Неприятнее всего оказалась
беспомощность: ведь я не могла ни ответить, ни пожаловаться. С
каждым ударом сердца росла горечь - горечь от осознания, что я
одна, что никто не заступится, что даже здесь, за сотни миль от
замка Леваньер, меня преследует проклятие моего рождения.
Глотая непролитые слёзы, я подняла
голову и встретилась взглядом с сестрой Мартой.
- Что‑то не так с вашей едой, леди
Гвендолин? - спросила она с ноткой раздражения; с её места не было
видно того, что плавало в моём супе.
- Всё в порядке, сестра, - солгала я,
и собственный голос показался мне чужим, слишком спокойным, слишком
ровным для того урагана чувств, что бушевал внутри. - Просто я не
голодна.
Я сидела, выпрямив спину, сложив
правую руку на коленях, а левую привычно спрятав в полах накидки,
которую мне позволили носить. Но внутри всё переворачивалось от
унижения и бессилия. Как много раз я испытывала эту боль, боль
понимания, что ты и твои печали никому не интересны.
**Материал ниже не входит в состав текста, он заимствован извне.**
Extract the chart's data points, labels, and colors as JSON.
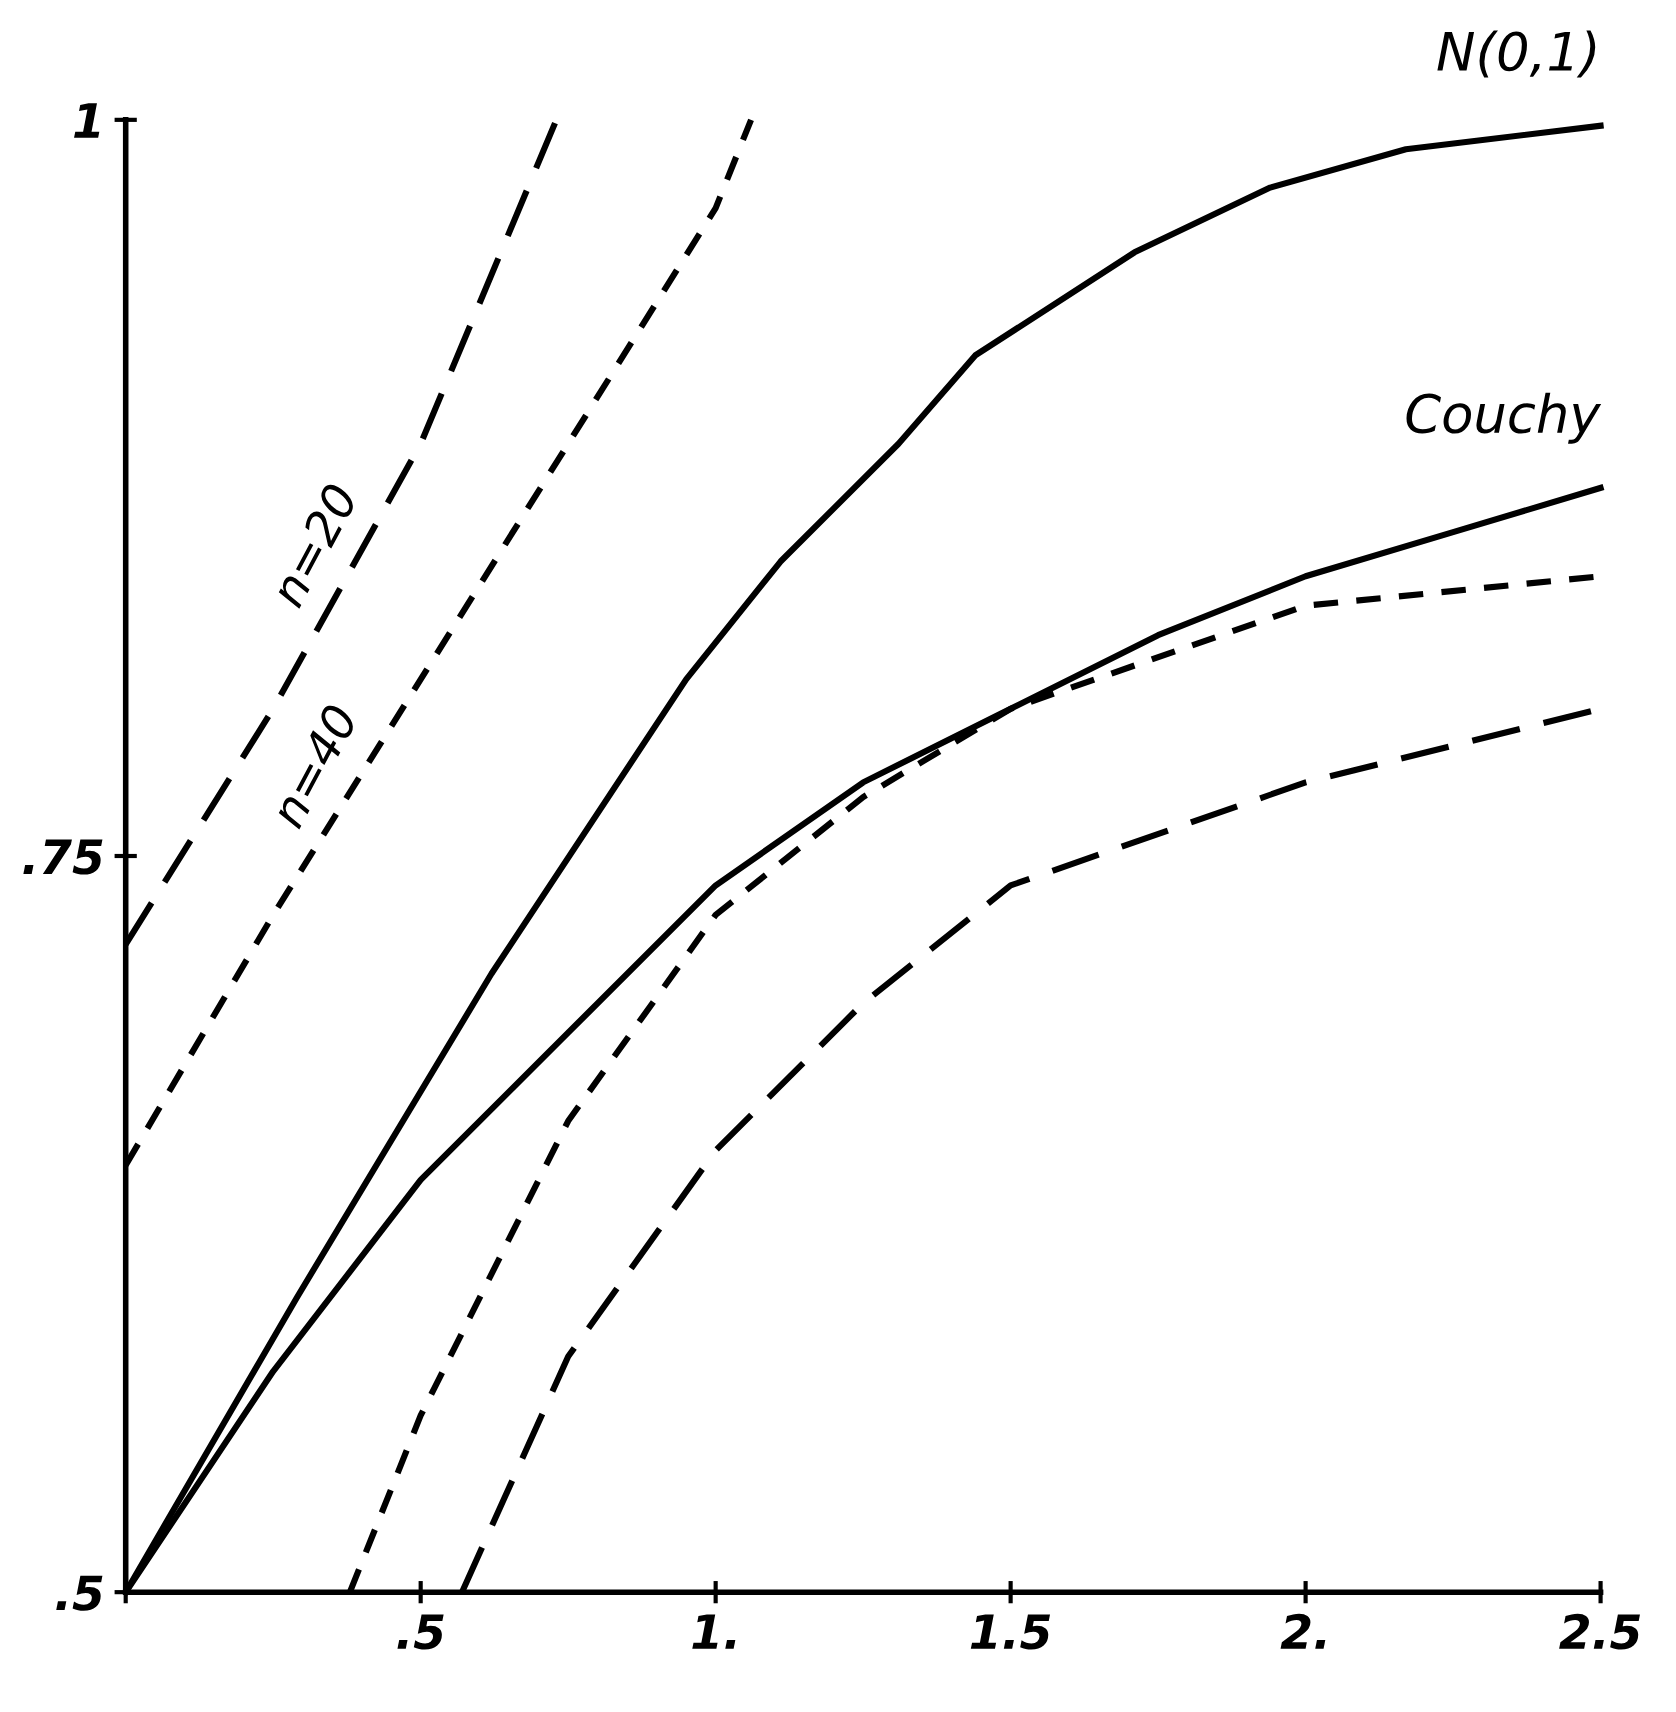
{
  "chart_data": {
    "type": "line",
    "xlim": [
      0,
      2.5
    ],
    "ylim": [
      0.5,
      1
    ],
    "xticks": [
      {
        "value": 0,
        "label": null
      },
      {
        "value": 0.5,
        "label": ".5"
      },
      {
        "value": 1,
        "label": "1."
      },
      {
        "value": 1.5,
        "label": "1.5"
      },
      {
        "value": 2,
        "label": "2."
      },
      {
        "value": 2.5,
        "label": "2.5"
      }
    ],
    "yticks": [
      {
        "value": 0.5,
        "label": ".5"
      },
      {
        "value": 0.75,
        "label": ".75"
      },
      {
        "value": 1,
        "label": "1"
      }
    ],
    "grid": false,
    "legend": false,
    "marker": "none",
    "series": [
      {
        "name": "N(0,1)",
        "color": "#000000",
        "line_style": "solid",
        "x": [
          0,
          0.29,
          0.62,
          0.95,
          1.11,
          1.31,
          1.44,
          1.71,
          1.94,
          2.17,
          2.5
        ],
        "values": [
          0.5,
          0.6,
          0.71,
          0.81,
          0.85,
          0.89,
          0.92,
          0.955,
          0.977,
          0.99,
          0.998
        ]
      },
      {
        "name": "Couchy",
        "color": "#000000",
        "line_style": "solid",
        "x": [
          0,
          0.25,
          0.5,
          0.75,
          1,
          1.25,
          1.5,
          1.75,
          2,
          2.25,
          2.5
        ],
        "values": [
          0.5,
          0.575,
          0.64,
          0.69,
          0.74,
          0.775,
          0.8,
          0.825,
          0.845,
          0.86,
          0.875
        ]
      },
      {
        "name": "n=20",
        "color": "#000000",
        "line_style": "dashed",
        "x": [
          0,
          0.25,
          0.5,
          0.73
        ],
        "values": [
          0.72,
          0.8,
          0.89,
          1.0
        ]
      },
      {
        "name": "n=40",
        "color": "#000000",
        "line_style": "dotted",
        "x": [
          0,
          0.25,
          0.5,
          0.75,
          1.0,
          1.06
        ],
        "values": [
          0.645,
          0.73,
          0.81,
          0.89,
          0.97,
          1.0
        ]
      },
      {
        "color": "#000000",
        "line_style": "dotted",
        "x": [
          0.38,
          0.5,
          0.75,
          1,
          1.25,
          1.5,
          2,
          2.5
        ],
        "values": [
          0.5,
          0.56,
          0.66,
          0.73,
          0.77,
          0.8,
          0.835,
          0.845
        ]
      },
      {
        "color": "#000000",
        "line_style": "dashed",
        "x": [
          0.57,
          0.75,
          1,
          1.25,
          1.5,
          2,
          2.5
        ],
        "values": [
          0.5,
          0.58,
          0.65,
          0.7,
          0.74,
          0.775,
          0.8
        ]
      }
    ]
  }
}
Увы, никто из монахинь не замечал
этой тихой, жестокой травли, что вела против меня Беатрис со своими
приспешницами. А если замечали, то делали вид, что это просто
детские шалости и скоро всё пройдёт… после того как все
воспитанницы ко мне привыкнут.
Работать в саду аббатства оказалось
сложнее, чем я себе представляла. Земля здесь была особенной -
живой, текучей, пронизанной силой магической реки, протекавшей
глубоко внизу. Но то, что даровало почве невероятную плодородность,
делало её своенравной под руками человека.
В то утро нас - десять воспитанниц, -
отправили полоть грядки с молодыми ростками белянки: редкой
съедобной травы с горьковатым вкусом, способной расти без прямых
солнечных лучей. Сор‑трава с цепкими корнями и мясистыми листьями
наступала на грядки с белянкой со всех сторон, угрожая задушить
нежные ростки.
Я опустилась на колени, ощущая, как
сквозь грубую ткань юбки проникает холод влажной земли. Каждой из
нас выдали по маленькой садовой лопатке.
Стиснув зубы, я принялась за работу.
Здоровой рукой крепко сжимала черенок, а искривлённой пыталась
оттянуть листья сор‑травы, чтобы добраться до корня. Пальцы левой
слушались плохо, быстро немели, и приходилось делать частые
передышки, чтобы размять сведённые судорогой суставы.
Пот стекал по спине, пропитывая
рабочую рубаху. Рядом со мной трудилась худенькая светловолосая
девчушка по имени Мэри. Она поднимала и опускала руки с такой
лёгкостью, будто родилась с садовой лопаткой в ладони. Мэри
управлялась с сорняками втрое быстрее меня.